Additionally, there has also been a steady demise of large industrial and general manufacturing plants with high water effluent volumes, which has greatly increased the percent of solids in the pumpage, given the reduction in dilution water from those large industrial users.

Often, “rag balls” form inside the collection system pipes. This is caused by small fibrous materials that re-knit to create much larger formations.

In this geographic area, there are many homes with on-site septic tanks. When the septic tanks reach a certain level, they must be pumped out. That fluid is difficult for standard sewage pumps to deal with. It has an unusually high percentage of abrasive solids (sand) when compared to sanitary waste streams in wastewater collection systems.

sludge on pumpImage 4. Excessive sludge, rocks and rags are no problem for the upgraded pumping system at the VFSA, thanks to the clog-free, maintenance-free submersible pumps with vortex impellers.

The fluid also generally has fabric and other undesirable materials that are prone to plug pumps. In this instance, based on operating feedback from the plant operations personnel, and in conjunction with the consulting engineer, a supplier recommended a special hardened alloy material for the impeller and pump volute. The net result of an application-specific (wastewater) pump selection is that the end user experiences uncommon reliability.

The standard mechanical seal for all of the manufacturer’s non-clog pumps is silicon carbide, which offers significant longevity advantages. Silicon carbide is an extremely abrasion resistant material, and also dissipates heat better than most other seal face materials, which further enhances longevity before required maintenance.

Additionally, the conservative shaft design with larger bearings reduces the frequency of premature and unscheduled maintenance due to negligible shaft deflection, even at high operating pressures.

The pumps at Valley Forge feature a hardened alloy vortex impeller, which offers longevity and suffers little wear. This increases the anticipated life cycle of the impeller and the pump. The large recessed impeller passage handles heavy materials, including rags and wipes, without any need to cut the materials into smaller pieces.
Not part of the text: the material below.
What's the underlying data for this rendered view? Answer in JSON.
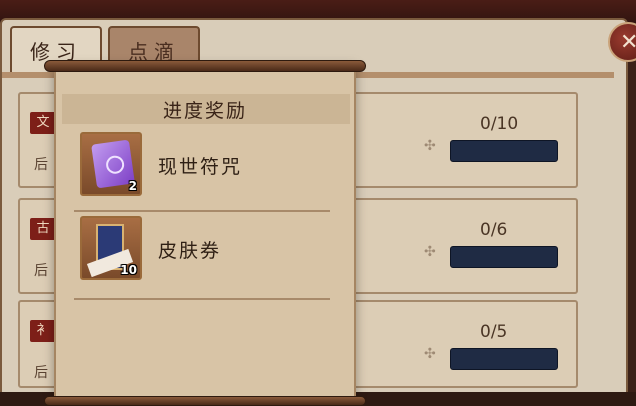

The pumps at Valley Forge have created a clog-free, worry-free environment for the operators, requiring limited preventive maintenace. The Valley Forge septage hauling truck drivers are happy since they are no longer inconvenienced by unexpected delays offloading their trucks. It’s a great example of how technology solves challenging hydraulic problems for treatment plant and collection systems operations personnel.